Когда мы переехали в новый дом, у меня было приятное предчувствие. Это была новая глава в нашей жизни, и я была готова к ней. Мой муж Кирилл и я радовались, что наш сын Артём получит новый старт. Недавно он столкнулся с травлей в школе, и мы все хотели оставить это в прошлом.
Дом раньше принадлежал пожилому мужчине по имени Сергей, который недавно скончался. Его дочь, женщина лет сорока, продала нам дом, объяснив, что ей слишком больно там оставаться и что она не жила в нём со дня смерти отца.
«Там слишком много воспоминаний, понимаете? — сказала она при первой встрече. — И я не хочу, чтобы он попал в чужие руки. Мне важно, чтобы здесь жила семья, которая полюбит его так же, как моя».
«Я вас прекрасно понимаю, Ирина, — ответила я успокаивающе. — Мы сделаем этот дом нашим семейным гнёздышком».
Мы с нетерпением ждали переезда, но с самого первого дня стало происходить нечто странное. Каждое утро у входной двери появлялся хаски. Это был старый пёс с седеющей шерстью и пронзительными голубыми глазами, будто смотрящими сквозь тебя.
Он не лаял и не шумел, а просто сидел и ждал. Мы, конечно, подкармливали его, думая, что он чей-то соседский пёс. Поев, он уходил, словно это было частью его ежедневного ритуала.
«Мам, а может, его хозяева плохо кормят?» — как-то спросил Артём, когда мы выбирали в магазине продукты и корм для собаки.
«Не знаю, Тёма, — ответила я. — Может, старый хозяин нашего дома его подкармливал, и он просто привык?»
«Логично», — согласился сын, кладя в корзину собачьи лакомства.

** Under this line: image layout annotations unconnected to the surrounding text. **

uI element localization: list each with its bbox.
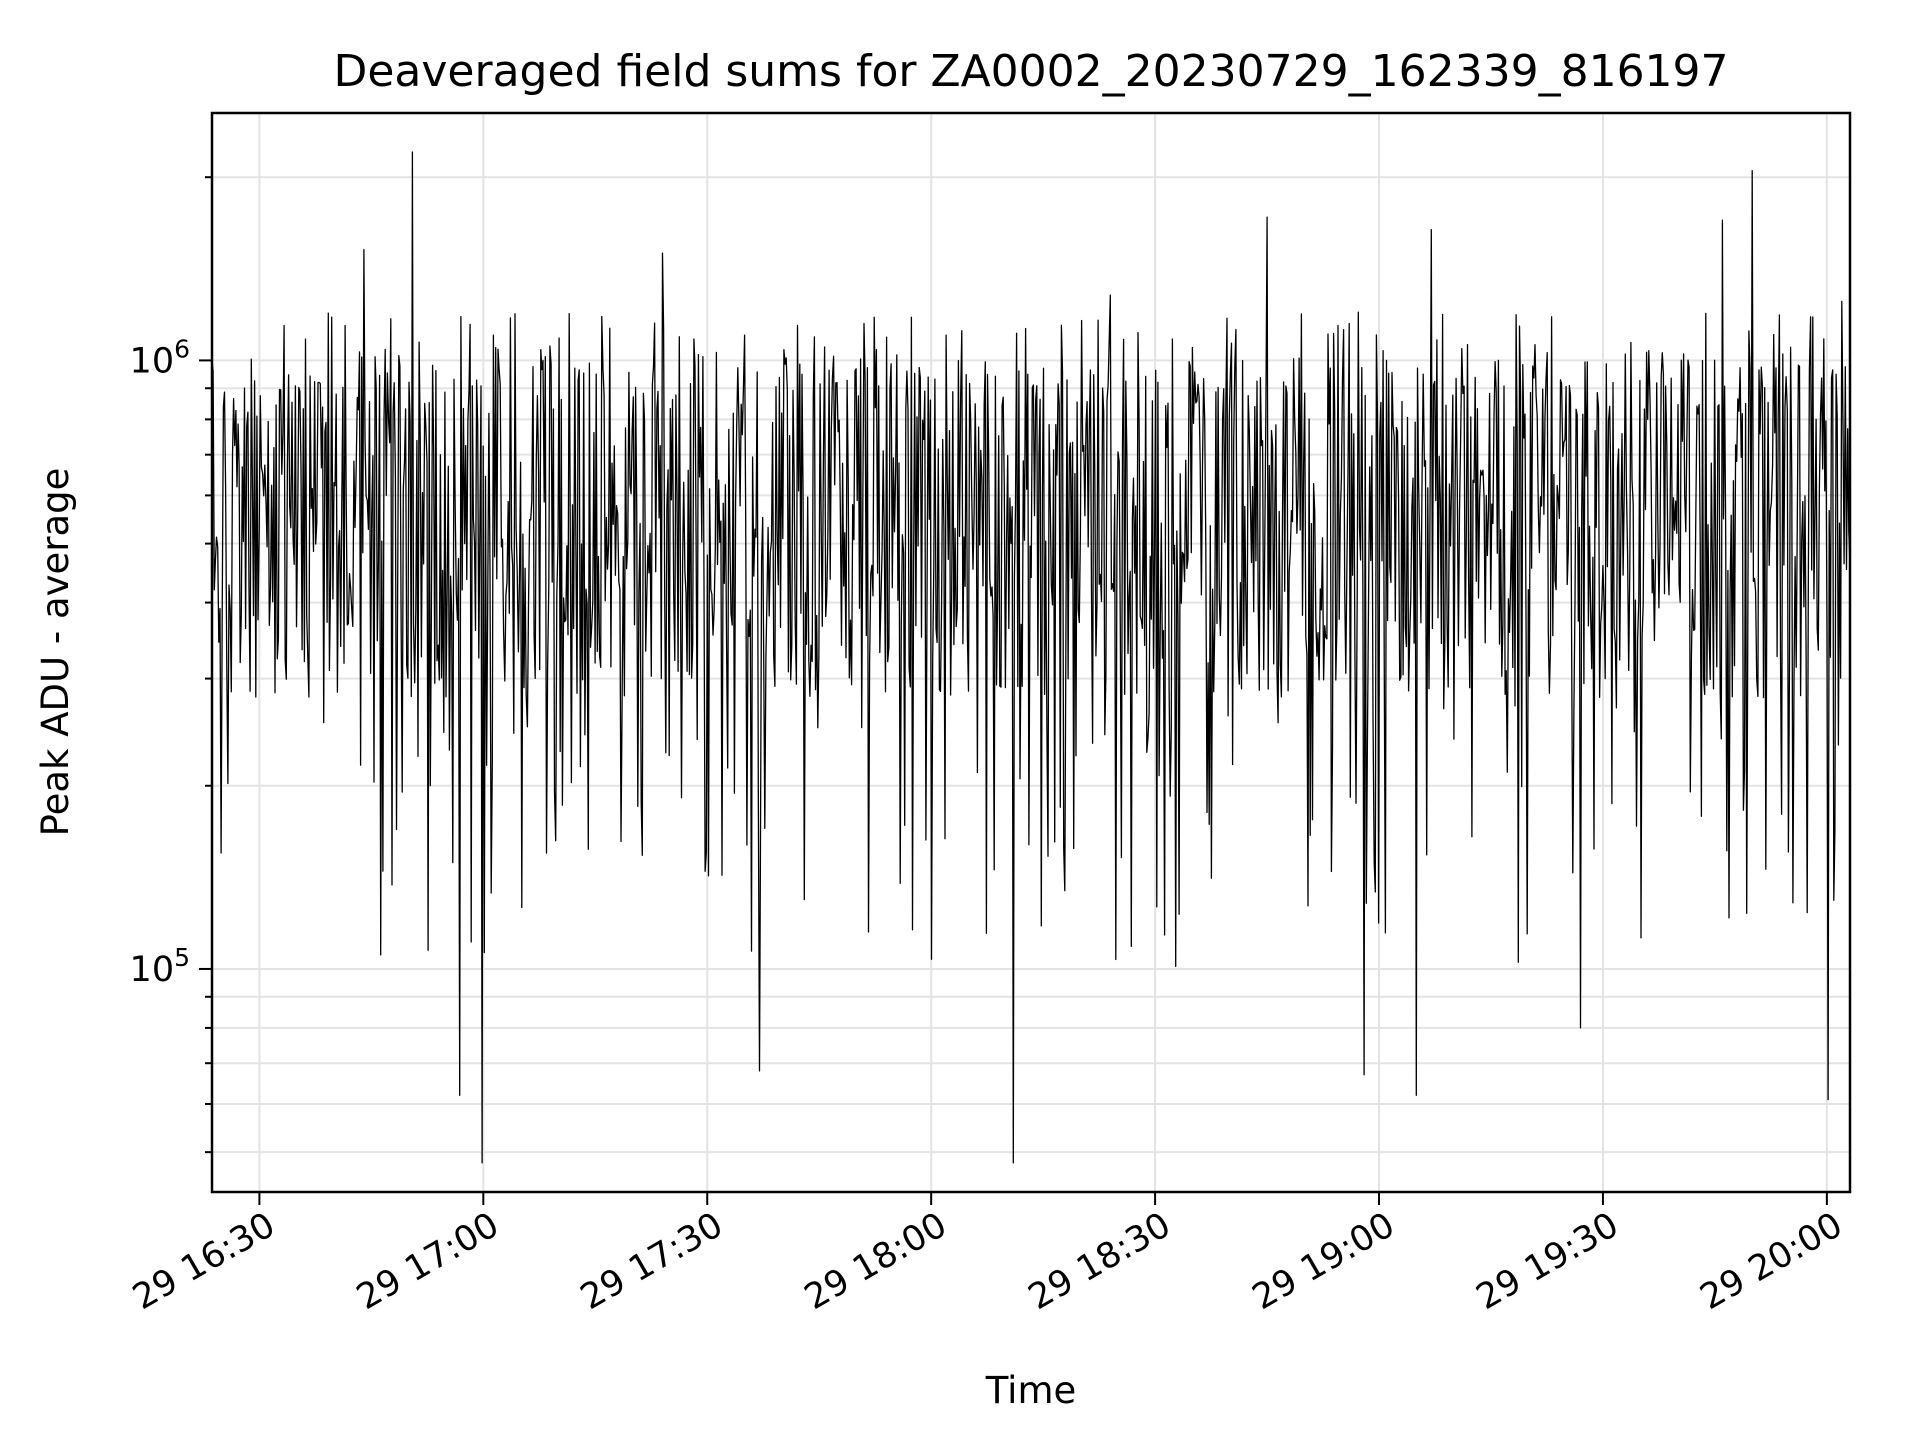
y-tick-label: 106 <box>130 334 190 381</box>
y-axis-label: Peak ADU - average <box>34 468 77 837</box>
x-tick-label: 29 18:30 <box>1022 1205 1178 1318</box>
chart-title: Deaveraged field sums for ZA0002_2023072… <box>333 46 1728 97</box>
series-line <box>211 151 1851 1164</box>
y-tick-label: 105 <box>130 943 190 990</box>
x-tick-label: 29 19:00 <box>1246 1205 1402 1318</box>
x-tick-label: 29 19:30 <box>1470 1205 1626 1318</box>
x-tick-label: 29 17:30 <box>574 1205 730 1318</box>
x-axis-label: Time <box>985 1369 1077 1412</box>
plot-frame <box>210 111 1852 1194</box>
axis-ticks: 29 16:30 29 17:00 29 17:30 29 18:00 29 18:30… <box>126 176 1850 1318</box>
x-tick-label: 29 20:00 <box>1694 1205 1850 1318</box>
x-tick-label: 29 17:00 <box>350 1205 506 1318</box>
x-tick-label: 29 18:00 <box>798 1205 954 1318</box>
x-tick-label: 29 16:30 <box>126 1205 282 1318</box>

Сначала мы не придавали этому значения. Мы с Кириллом хотели завести Артёму собаку, но решили подождать, пока он адаптируется в новой школе.

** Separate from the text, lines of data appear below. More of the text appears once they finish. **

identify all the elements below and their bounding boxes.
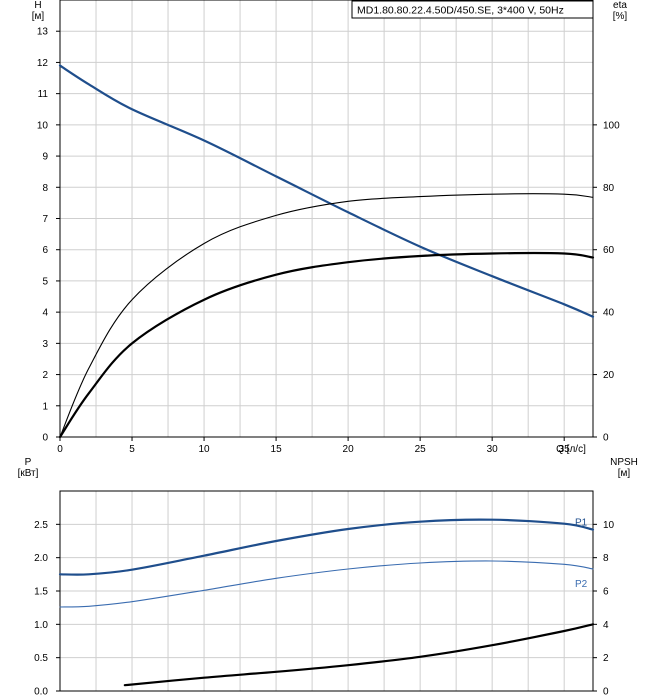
y-tick-label: 2.0	[34, 553, 48, 564]
y-tick-label: 9	[42, 152, 48, 163]
y-axis-label-unit: [м]	[32, 11, 45, 22]
y-tick-label: 13	[37, 27, 49, 38]
series-line-p1	[58, 518, 595, 576]
series-line-npsh	[123, 623, 595, 687]
y2-axis-label-unit: [%]	[613, 11, 628, 22]
x-tick-label: 25	[415, 444, 427, 455]
y2-tick-label: 10	[603, 520, 615, 531]
y-tick-label: 8	[42, 183, 48, 194]
y-tick-label: 0	[42, 433, 48, 444]
y-tick-label: 6	[42, 245, 48, 256]
y-axis-label-symbol: P	[25, 457, 32, 468]
y2-tick-label: 2	[603, 653, 609, 664]
x-tick-label: 30	[487, 444, 499, 455]
y-tick-label: 1.5	[34, 587, 48, 598]
x-tick-label: 20	[343, 444, 355, 455]
x-tick-label: 10	[198, 444, 210, 455]
series-line-p2	[59, 560, 594, 608]
y-tick-label: 2	[42, 370, 48, 381]
y2-tick-label: 60	[603, 245, 615, 256]
y2-tick-label: 80	[603, 183, 615, 194]
y2-tick-label: 0	[603, 687, 609, 698]
y-tick-label: 1	[42, 401, 48, 412]
y2-tick-label: 0	[603, 433, 609, 444]
chart-title-box	[351, 0, 594, 19]
x-tick-label: 0	[57, 444, 63, 455]
series-label-p1: P1	[575, 518, 588, 529]
y2-tick-label: 8	[603, 553, 609, 564]
y-tick-label: 5	[42, 276, 48, 287]
y2-axis-label-symbol: NPSH	[610, 457, 638, 468]
y-tick-label: 11	[38, 89, 49, 100]
y-tick-label: 2.5	[34, 520, 48, 531]
y2-tick-label: 6	[603, 587, 609, 598]
y-tick-label: 3	[42, 339, 48, 350]
series-line-eta-total	[58, 251, 595, 439]
y-tick-label: 7	[42, 214, 48, 225]
y2-tick-label: 4	[603, 620, 609, 631]
y-tick-label: 4	[42, 308, 48, 319]
y2-tick-label: 20	[603, 370, 615, 381]
x-tick-label: 5	[129, 444, 135, 455]
y-tick-label: 1.0	[34, 620, 48, 631]
y-tick-label: 0.0	[34, 687, 48, 698]
y2-tick-label: 100	[603, 120, 620, 131]
x-axis-label: Q [л/с]	[556, 444, 586, 455]
y-tick-label: 12	[37, 58, 49, 69]
chart-title: MD1.80.80.22.4.50D/450.SE, 3*400 V, 50Hz	[357, 5, 564, 17]
power-npsh-chart: 0.0 0.5 1.0 1.5 2.0 2.5 0 2 4 6 8 10 P[кВт] NPSH[м] P1…	[18, 457, 638, 698]
y-axis-label-symbol: H	[34, 0, 41, 11]
y2-axis-label-symbol: eta	[613, 0, 627, 11]
y2-axis-label-unit: [м]	[618, 468, 631, 479]
y-tick-label: 10	[37, 120, 49, 131]
series-label-p2: P2	[575, 579, 588, 590]
series-line-eta	[59, 193, 594, 438]
series-line-h	[58, 64, 595, 318]
head-efficiency-chart: 012345678910111213020406080100H[м]eta[%]…	[32, 0, 628, 455]
y-tick-label: 0.5	[34, 653, 48, 664]
y2-tick-label: 40	[603, 308, 615, 319]
x-tick-label: 35	[559, 444, 571, 455]
y-axis-label-unit: [кВт]	[18, 468, 39, 479]
x-tick-label: 15	[271, 444, 283, 455]
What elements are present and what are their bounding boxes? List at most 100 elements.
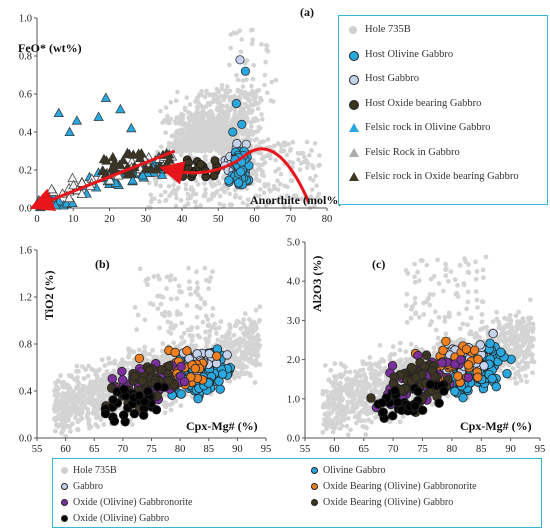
hole-735b-point [250, 341, 256, 347]
hole-735b-point [326, 400, 332, 406]
panel-a-x-tick-label: 30 [141, 214, 152, 225]
hole-735b-point [55, 407, 61, 413]
hole-735b-point [73, 415, 78, 421]
hole-735b-point [168, 407, 174, 413]
hole-735b-point [55, 386, 61, 392]
panel-a-x-tick-label: 0 [34, 214, 39, 225]
hole-735b-point [75, 426, 80, 432]
oxide-gabbro-point [100, 408, 111, 419]
hole-735b-point [236, 364, 241, 369]
hole-735b-point [299, 196, 304, 202]
hole-735b-point [357, 412, 362, 418]
hole-735b-point [251, 336, 257, 342]
hole-735b-point [186, 265, 191, 271]
hole-735b-point [179, 289, 184, 295]
hole-735b-point [171, 187, 177, 193]
panel-a-y-tick-label: 0.8 [19, 52, 32, 63]
hole-735b-point [86, 419, 92, 425]
hole-735b-point [443, 261, 448, 267]
oxide-bearing-gabbronorite-point [182, 346, 192, 356]
hole-735b-point [234, 318, 240, 324]
hole-735b-point [322, 417, 327, 423]
hole-735b-point [338, 361, 344, 367]
hole-735b-point [174, 195, 179, 201]
hole-735b-point [408, 306, 414, 312]
hole-735b-point [181, 122, 187, 128]
hole-735b-point [194, 325, 200, 330]
hole-735b-point [210, 269, 215, 275]
hole-735b-point [219, 111, 225, 117]
hole-735b-point [479, 311, 485, 317]
panel-c-y-tick-label: 5.0 [287, 238, 300, 249]
panel-a-x-tick-label: 40 [177, 214, 188, 225]
hole-735b-point [340, 386, 346, 392]
hole-735b-point [215, 117, 220, 123]
hole-735b-point [175, 115, 181, 120]
hole-735b-point [178, 198, 184, 203]
hole-735b-point [173, 203, 179, 209]
oxide-bearing-gabbronorite-point [134, 353, 145, 364]
hole-735b-point [197, 334, 203, 340]
hole-735b-point [190, 123, 196, 129]
hole-735b-point [207, 328, 213, 334]
hole-735b-point [252, 380, 258, 385]
hole-735b-point [259, 98, 264, 103]
hole-735b-point [436, 281, 442, 286]
hole-735b-point [219, 146, 225, 151]
hole-735b-point [324, 426, 329, 432]
hole-735b-point [168, 100, 174, 105]
oxide-gabbro-point [109, 416, 120, 426]
hole-735b-point [214, 331, 219, 336]
hole-735b-point [334, 417, 340, 423]
hole-735b-point [182, 105, 188, 111]
hole-735b-point [65, 385, 71, 391]
hole-735b-point [251, 62, 257, 68]
hole-735b-point [321, 402, 327, 408]
hole-735b-point [369, 419, 374, 425]
hole-735b-point [160, 341, 166, 346]
hole-735b-point [328, 368, 334, 373]
hole-735b-point [255, 106, 261, 111]
hole-735b-point [162, 189, 168, 195]
hole-735b-point [93, 422, 99, 427]
hole-735b-point [209, 146, 215, 152]
hole-735b-point [364, 381, 370, 387]
hole-735b-point [260, 162, 265, 167]
host-olivine-gabbro-point [224, 175, 234, 185]
hole-735b-point [315, 195, 320, 200]
hole-735b-point [142, 349, 147, 354]
hole-735b-point [80, 364, 85, 370]
hole-735b-point [67, 395, 73, 401]
hole-735b-point [311, 165, 316, 171]
hole-735b-point [201, 149, 207, 154]
hole-735b-point [175, 89, 180, 95]
hole-735b-point [202, 105, 207, 110]
hole-735b-point [176, 283, 182, 289]
hole-735b-point [237, 195, 243, 201]
hole-735b-point [194, 95, 200, 101]
hole-735b-point [234, 134, 239, 140]
hole-735b-point [73, 369, 79, 374]
hole-735b-point [153, 178, 159, 183]
hole-735b-point [160, 294, 166, 300]
hole-735b-point [84, 390, 89, 396]
hole-735b-point [166, 329, 172, 335]
hole-735b-point [194, 124, 200, 129]
felsic-olivine-gabbro-triangle [53, 107, 64, 118]
hole-735b-point [221, 126, 227, 132]
hole-735b-point [202, 94, 208, 100]
hole-735b-point [247, 317, 252, 322]
felsic-oxide-gabbro-triangle [107, 151, 119, 162]
hole-735b-point [339, 372, 344, 378]
hole-735b-point [246, 327, 252, 333]
hole-735b-point [344, 391, 350, 397]
hole-735b-point [238, 49, 244, 55]
hole-735b-point [228, 121, 233, 126]
hole-735b-point [448, 269, 454, 275]
panel-c-x-tick-label: 70 [388, 444, 399, 455]
hole-735b-point [89, 398, 95, 404]
hole-735b-point [237, 343, 243, 349]
hole-735b-point [347, 369, 353, 375]
hole-735b-point [227, 98, 233, 104]
hole-735b-point [245, 197, 251, 202]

Но хаски приходил снова и снова — каждый день, в одно и то же время, терпеливо сидя у крыльца.
Создавалось впечатление, будто он не просто бездомный. Он вёл себя так, словно это был его дом, а мы — временные гости. Это было странно, но мы не задумывались об этом слишком сильно.
Артём был в восторге. Я видела, как мой сын привязывался к этому псу. Он играл с ним, бросал палки, сидел на крыльце и разговаривал, будто они знали друг друга всю жизнь.
Я наблюдала из кухонного окна, улыбаясь этой неожиданной дружбе. Как раз то, что нужно было Артёму после всего, что случилось в старой школе.
Однажды утром, гладя собаку, Артём нащупал ошейник.
«Мам, тут имя!» — крикнул он.
Я подошла, раздвинула шерсть и увидела потёртый кожаный ошейник. На нём едва читалось:
Серёжа-младший.
Сердце ёкнуло.
Неужели просто совпадение?
Сергей — как прежний хозяин дома. Мог ли этот пёс быть его собакой? Тревожная мысль пробежала по спине. Ирина ничего о нём не говорила.
«Ты думаешь, он приходит сюда, потому что раньше тут был его дом?» — спросил Артём, широко раскрыв глаза.
Я пожала плечами, ощущая лёгкую дрожь.
«Возможно, солнышко. Но кто знает…»
В тот же день, после еды, Серёжа-младший начал вести себя странно.
Он скулил, ходил кругами у края двора, заглядывая в сторону леса. Раньше он так никогда не делал. Теперь казалось, будто он зовёт нас за собой.
«Мам, он хочет, чтобы мы пошли с ним!» — воскликнул Артём, уже надевая куртку.
Я колебалась.
«Дорогой, не уверена, что это хорошая идея…»
«Ну давай! — настаивал сын. — Надо посмотреть, куда он идёт. Мы возьмём телефоны и напишем папе. Пожалуйста!»
Мне не хотелось идти, но любопытство взяло верх. В поведении пса чувствовалась какая-то срочность, словно это не просто прогулка.
И мы пошли.
Хаски шёл впереди, оглядываясь, чтобы убедиться, что мы следуем за ним. В лесу было тихо, лишь хруст веток под ногами нарушал тишину.
«Ты всё ещё уверен?» — спросила я Артёма.
«Абсолютно! — ответил он. — Папа знает, где мы. Не переживай».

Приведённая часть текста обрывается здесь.